Faculty of Education, Social Sciences and Law

School of Politics and International Studies

Roger Tyers

MA Democratic Studies | 2007 - 2008

Photo of Roger Tyers

Why did you choose to study at POLIS and at Leeds?
I was already living and working in Leeds. The POLIS courses came highly recommended from peers and friends at both Leeds University and Leeds Met. Attending an open day made me aware of the great teaching staff in POLIS and the impressive university facilities (especially the Library and Student Union).

How did the course match your expectations?
It met all my expectations really. It was fun, topical and contemporary, academically rigorous and well resourced in terms of access to tutors, books etc.

What did you most enjoy about your course?
Meeting some very intelligent and interesting students, and having some challenging discussions with them in seminars. I also really enjoyed going to see the many guest speakers which come regularly to the University – the weekly POLIS bulletin was a great way to fill one’s diary!

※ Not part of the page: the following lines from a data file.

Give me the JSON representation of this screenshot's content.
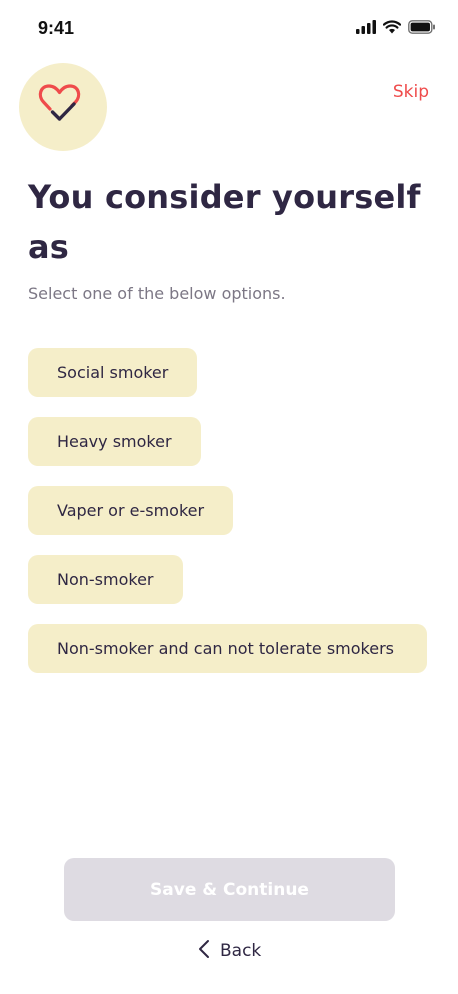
{
  "status_bar": {
    "time": "9:41",
    "icons": [
      "signal-icon",
      "wifi-icon",
      "battery-icon"
    ]
  },
  "header": {
    "logo_icon": "heart-check-icon",
    "skip_label": "Skip"
  },
  "question": {
    "title": "You consider yourself as",
    "subtitle": "Select one of the below options."
  },
  "options": [
    {
      "label": "Social smoker"
    },
    {
      "label": "Heavy smoker"
    },
    {
      "label": "Vaper or e-smoker"
    },
    {
      "label": "Non-smoker"
    },
    {
      "label": "Non-smoker and can not tolerate smokers"
    }
  ],
  "footer": {
    "save_label": "Save & Continue",
    "back_label": "Back",
    "back_icon": "chevron-left-icon"
  },
  "colors": {
    "accent": "#ef4b4b",
    "option_bg": "#f5eec9",
    "text_dark": "#2f2743",
    "disabled_button": "#dedbe2"
  }
}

What would you say about the facilities in the School and at the University in general?
The best thing about the whole university is undoubtedly the library. It is huge! and has lots of the old academic 'classics' as well as stocking plenty of new journals both in print and electronically. I also found plenty of decent fiction books to relax with after a day’s study.

What would you say to anyone thinking of applying to the MA Democratic Studies course?
Go for it. If you have an interest in democracy, its historical evolution as well the contemporary dilemmas associated with 'spreading' or 'encouraging' democracy in the wider world, this course is ideal. The other modules on offer are also very wide-ranging and interesting, from international relations in the middle east to environmental politics, there’s plenty on offer.

What did you like about Leeds?
I first came to Leeds nine years ago to start my undergrad course. I'm still here now so it must be good! I suppose Leeds is small enough to have a sense of identity and community yet large enough to cater for most people's tastes. I found it very easy to get involved in my new home town – from putting on gigs, community events and political meetings, people in Leeds seem to be, in general, very welcoming, approachable and enthusiastic.

How has your course helped your career?
I am now lucky enough to be lecturing in Politics and Sociology at Leeds Met University. My MA course at POLIS not only increased my knowledge but has (I hope!) fed into my skills as a public speaker and a facilitator to students' learning.

Tell us about your role at Leeds Met as a lecturer – what are your day to day responsibilities?
I am usually either giving seminars or lectures, or preparing for ones which are coming up. There are always emails to sift through, students requiring advice or help, and the dreaded marking always reappears when you’ve just forgotten about the last batch!

What is your favourite aspect of academic life?
Having the opportunity to learn about interesting ideas, people, movements or events. Academic life is great in the sense that you are expected to be actively learning all the time. For me, perpetual learning should be part of all our lives, but there are very few jobs which actually encourage it.

What do you like to do in your spare time?
Playing and writing music with friends.